Tuesday, April 2, 2013

Window on Eurasia: Spring Draft Highlights Class, Ethnic Divides in Russian Federation



Paul Goble

            Staunton, April 2 – Moscow is now conducting its spring draft of young men for the uniformed services, one that is highlighting class and ethnic divides among the population of the Russian Federation, a greater willingness on the part of both sides of these divides to speak out, and efforts by the authorities to navigate between them.

             An article in a Penza newspaper last week pointed out what many already know: those going into the Russian military today are almost all workers and peasants rather than the children of those better placed and who through their own efforts or those of their parents can avoid service (tzpenza.com/news/prishla_bumazhka_s_voenkomata_rvata_mjata/2013-03-28-60).

            The latter both through student deferments and bribes given to doctors generally do not have to serve, and that has provoked demonstrators in that central Russian city to carry signs calling on Moscow to ensure for the first time since the war that “the children of the bureaucrats” are taken into the ranks.
           
            According to the paper, “the army has acquired a class character.” There are no children of the elite but only “proletarians.”  And that points to another problem, he suggests: Those being drafted now were born in 1995, a difficult year when proletarian parents generally decided not to have children. Those who could afford to aren’t allowing their offspring to be called up.

Stung by such criticism, the Russian General Staff put out the word yesterday, that university students “are ever more frequently” leaving the classroom in order to perform their patriotic duties.  But an examination of the numbers suggests this is just PR and won’t be believed (kommersant.ru/doc/2160181 and lawinrussia.ru/node/258217).

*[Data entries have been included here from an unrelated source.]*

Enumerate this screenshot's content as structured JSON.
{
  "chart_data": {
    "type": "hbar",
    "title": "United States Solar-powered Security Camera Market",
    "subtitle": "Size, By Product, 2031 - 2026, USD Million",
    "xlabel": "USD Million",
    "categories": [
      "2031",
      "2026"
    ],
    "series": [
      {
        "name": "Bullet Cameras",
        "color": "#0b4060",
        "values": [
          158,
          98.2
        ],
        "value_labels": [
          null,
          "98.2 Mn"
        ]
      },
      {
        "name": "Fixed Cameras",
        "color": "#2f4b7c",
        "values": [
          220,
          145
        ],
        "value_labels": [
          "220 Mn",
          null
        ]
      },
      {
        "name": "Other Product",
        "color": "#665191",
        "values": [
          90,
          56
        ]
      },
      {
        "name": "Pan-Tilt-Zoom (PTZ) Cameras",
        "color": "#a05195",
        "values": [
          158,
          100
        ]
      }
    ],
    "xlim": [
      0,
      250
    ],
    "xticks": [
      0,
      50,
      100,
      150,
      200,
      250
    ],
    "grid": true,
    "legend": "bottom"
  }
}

             The high command said that last year some 2500 students had taken this step, but that figure is only about one percent of the total number of young people drafted. And both student activists and experts say that there is no reason to expect that the situation has changed dramatically this spring. Indeed, it may have even gotten worse.

            At the same time, the Russian uniformed services are facing another and perhaps even more intractable problem, deciding what to do with young men from the Caucasus, many of whom want to become soldiers, but who have not been allowed to do so in recent years because of Russian opposition.

            The military said at the end of last week that it would take in more North Caucasians this time around than it has in recent draft cycles, a response both to demands from the leaders of republics there who are worried about the impact of their exclusion on attitudes there and to concerns by some Russians that they are having to pay a tax that the North Caucasians are not (nazaccent.ru/content/7284-v-armiyu-budut-bolshe-prizyvat-novobrancev.html).

            But that decision has produced an extremely negative reaction among Russian nationalists who don’t like the idea of having North Caucasians serve alongside ethnic Russians and are very uncertain about how the military should deal with them in order to reduce the likelihood of clashes within the services (nazaccent.ru/content/7318-russkie-nacionalisty-obespokoeny-massovym-prizyvom-v.html).

            Aleksandr Belov, one of the leaders of Russkiye, doesn’t want them to serve but if they must, he believes they must be kept apart from other soldiers and placed in separate units. Vladimir Tor of the National-Democratic Party, in contrast, thinks the North Caucasians should be distributed across the military in small groups so that they can be managed.        

            The Russian military has long been wrestling with this problem, offering special training courses for its officers on how to deal with men from other ethnic groups and creating a chaplaincy corps that includes imams and mullahs.  But it is unlikely that these measures alone will be sufficient to overcome this second divide that Moscow must face.